I don’t have the answers, but I do know that we as a community need to start preparing for eventualities like this. Right now it may feel like the party’s never going to end, but eventually the booze will run out, the music will stop, and we will have to make a sober evaluation of our software’s legacy. Recognizing the limitations of Semver and caret- and tilde-versioning are a step in that direction.

Postscript: why do people rebel against Semver?

I have a hunch about this: I think it’s because the larger culture hasn’t adjusted to Semver yet.

For someone steeped in Node practices, it may be obvious that version 3.0.0 of a module has introduced breaking changes since 2.0.0. To the average layman, though, a major version change indicates some big overhaul of the software, along with a slew of new features. This is a holdover from the shrinkwrap era, when a new major version meant a shiny new box in the store, and it’s still the prevailing view in popular understanding: “web 2.0,” “government 2.0,” etc.

What Semver ignores is that bumping a major version has marketing value.
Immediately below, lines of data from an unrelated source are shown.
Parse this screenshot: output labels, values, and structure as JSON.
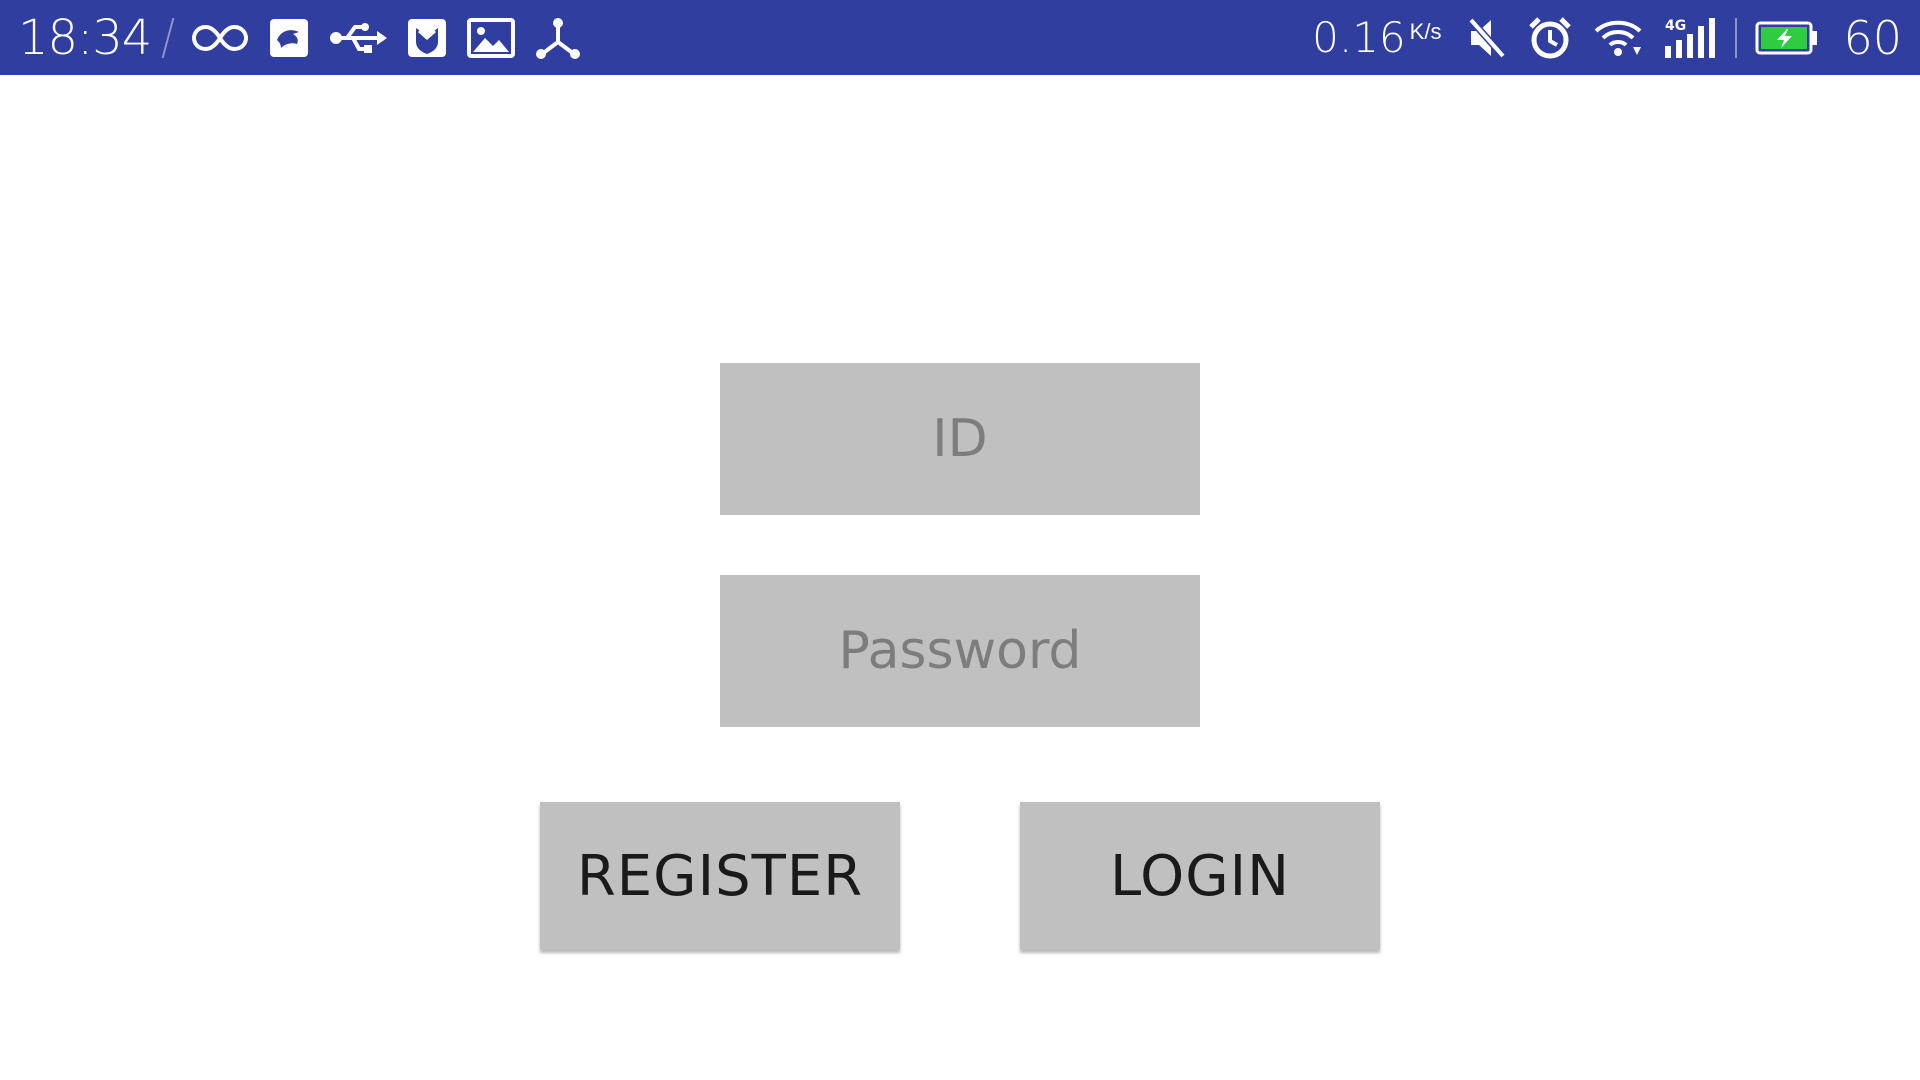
{
  "status_bar": {
    "time": "18:34",
    "left_icons": [
      "infinity-icon",
      "bird-app-icon",
      "usb-icon",
      "shield-mail-icon",
      "image-icon",
      "share-network-icon"
    ],
    "net_speed": "0.16",
    "net_speed_unit": "K/s",
    "right_icons": [
      "mute-icon",
      "alarm-icon",
      "wifi-icon",
      "4g-signal-icon",
      "battery-charging-icon"
    ],
    "network_type": "4G",
    "battery_percent": "60",
    "background_color": "#303f9f",
    "battery_color": "#2ecc40"
  },
  "login_form": {
    "id_placeholder": "ID",
    "id_value": "",
    "password_placeholder": "Password",
    "password_value": "",
    "register_label": "REGISTER",
    "login_label": "LOGIN",
    "field_color": "#c0c0c0"
  }
}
We definitely experienced that recently in PouchDB. I found it funny that after we released version 3.0.0, we suddenly got a lot more traffic and stargazers, and we were even featured in JavaScript Weekly. However, the biggest change in 3.0.0 was subtracting features – that’s why we incremented the major version!

By contrast, the previous version, 2.2.3, constituted a huge internal restructuring that brought better stability, but you wouldn’t really know it, since it was just a patch version. And it got much less attention than 3.0.0.

I suppose the payoffs from incrementing a major version may dwindle once you get into Chrome-like territory with version 36, 37, etc., but for the low versions, it definitely seems to help boost your project’s public visibility.